The bottom line is this: unless someone can verify the actual setting for an infection, don’t take for granted any assertion that this or that event “caused” or “had a major effect” on case volume. Even if you don’t use the word “caused,” it’s easy to phrase your thesis in a way that directly implies causation.
I remember a long time ago my stat professor made us look at data for stork populations and deliveries outside of hospitals. You guessed it, there’s a correlation!
Understanding COVID is a journey in the accumulation of knowledge. When there is little knowledge of COVID in particular, but lots of knowledge of the potential disastrous effects of a pandemic, health officials have to assess risk with little direct evidence for causality. In February and March, for example, they didn’t know exactly which situations caused outbreaks; they just knew from previous epidemics that limiting human contact was a prudent thing to do. The countries that minimized risk are the ones that in general have far lower death rates than the ones that disregarded risk.

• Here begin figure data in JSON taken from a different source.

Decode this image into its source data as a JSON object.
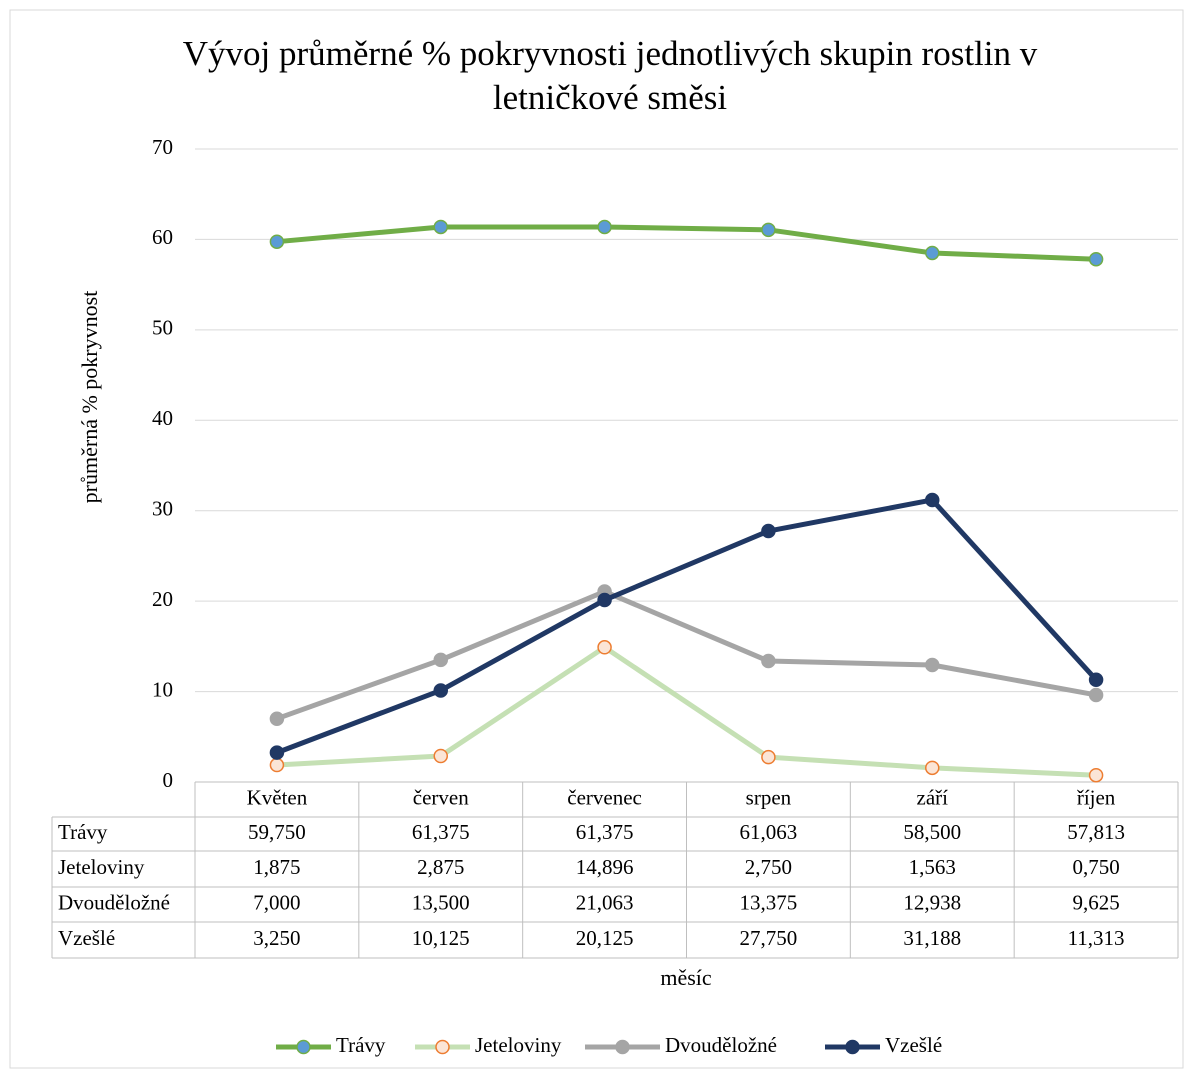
{
  "chart_data": {
    "type": "line",
    "title": "Vývoj průměrné % pokryvnosti jednotlivých skupin rostlin v letničkové směsi",
    "y_label": "průměrná % pokryvnost",
    "x_label": "měsíc",
    "categories": [
      "Květen",
      "červen",
      "červenec",
      "srpen",
      "září",
      "říjen"
    ],
    "series": [
      {
        "name": "Trávy",
        "color": "#70ad47",
        "marker_color": "#5b9bd5",
        "values": [
          59.75,
          61.375,
          61.375,
          61.063,
          58.5,
          57.813
        ],
        "value_labels": [
          "59,750",
          "61,375",
          "61,375",
          "61,063",
          "58,500",
          "57,813"
        ]
      },
      {
        "name": "Jeteloviny",
        "color": "#c5e0b4",
        "marker_color": "#ed7d31",
        "values": [
          1.875,
          2.875,
          14.896,
          2.75,
          1.563,
          0.75
        ],
        "value_labels": [
          "1,875",
          "2,875",
          "14,896",
          "2,750",
          "1,563",
          "0,750"
        ]
      },
      {
        "name": "Dvouděložné",
        "color": "#a5a5a5",
        "marker_color": "#a5a5a5",
        "values": [
          7.0,
          13.5,
          21.063,
          13.375,
          12.938,
          9.625
        ],
        "value_labels": [
          "7,000",
          "13,500",
          "21,063",
          "13,375",
          "12,938",
          "9,625"
        ]
      },
      {
        "name": "Vzešlé",
        "color": "#203864",
        "marker_color": "#203864",
        "values": [
          3.25,
          10.125,
          20.125,
          27.75,
          31.188,
          11.313
        ],
        "value_labels": [
          "3,250",
          "10,125",
          "20,125",
          "27,750",
          "31,188",
          "11,313"
        ]
      }
    ],
    "ylim": [
      0,
      70
    ],
    "yticks": [
      0,
      10,
      20,
      30,
      40,
      50,
      60,
      70
    ],
    "grid": true,
    "legend": "bottom"
  }
}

As knowledge builds, so does understanding of causality. For example, we know now that superspreaders are a particular risk. We know what kind of settings are most conducive to superspreaders infecting others. Causality, which in March was behind an opaque wall, is now revealing itself. And it behooves us to do what’s necessary to reduce superspreader events as much as possible.
On the other hand, we also know now that outdoor activities, especially where there is constant movement and little or no physical contact with others outside the immediate family, are not conducive to the spread of the virus. So in my opinion (again, I am not an epidemiologist!), it makes sense to allow people to walk on the beach for exercise, or to sit in the sun there, as long as they’re separated from other people.
Social risk can’t be evaluated as an abstraction. All risk avoidance has a social cost, as does risk complacency. If we evaluated risk from an absolutist point of view, we’d have to stop driving anywhere. We could eliminate COVID all together if we could drive risk to zero, but the only way to do that would be to convince everyone in the entire world to quarantine for about four weeks.
I’ll finish up by saying that I’m not going to answer any more replies from people who want to argue that BLM protests caused more COVID cases, or that they’re the same as indoor megachurch events.
A couple of people asked about Orange County yesterday, and since it’s the home of one of the people we should remember, Parker Green, a promoter of the weekly “Saturate OC” events that follow much the same guidelines as Sean Feucht’s event in Cardiff.
OC’s Zorgi Score has definitely gone down. Here’s why:
The positivity rate has more or less flatlined. It’s too high, at 13%, but at least it’s not going up. Cases are showing a slight decline.
The HUR has pretty much stabilized at around 10% to 12%, and the IUR has declined very slightly. The daily patient load has declined slightly from 800 at the beginning of July, to around 700 now.
Fatalities are higher than they were a month ago, but it’s not a huge increase – from 2 a day to 3 a day. More importantly, the fatality doubling days looked like they were leveling off or even declining a few days ago, but now they’ve started going up again.
OK, by now you’re probably as tired as I am!
Stay well and healthy, wear your masks, and try to talk to one person today who hasn’t voted and convince them to vote!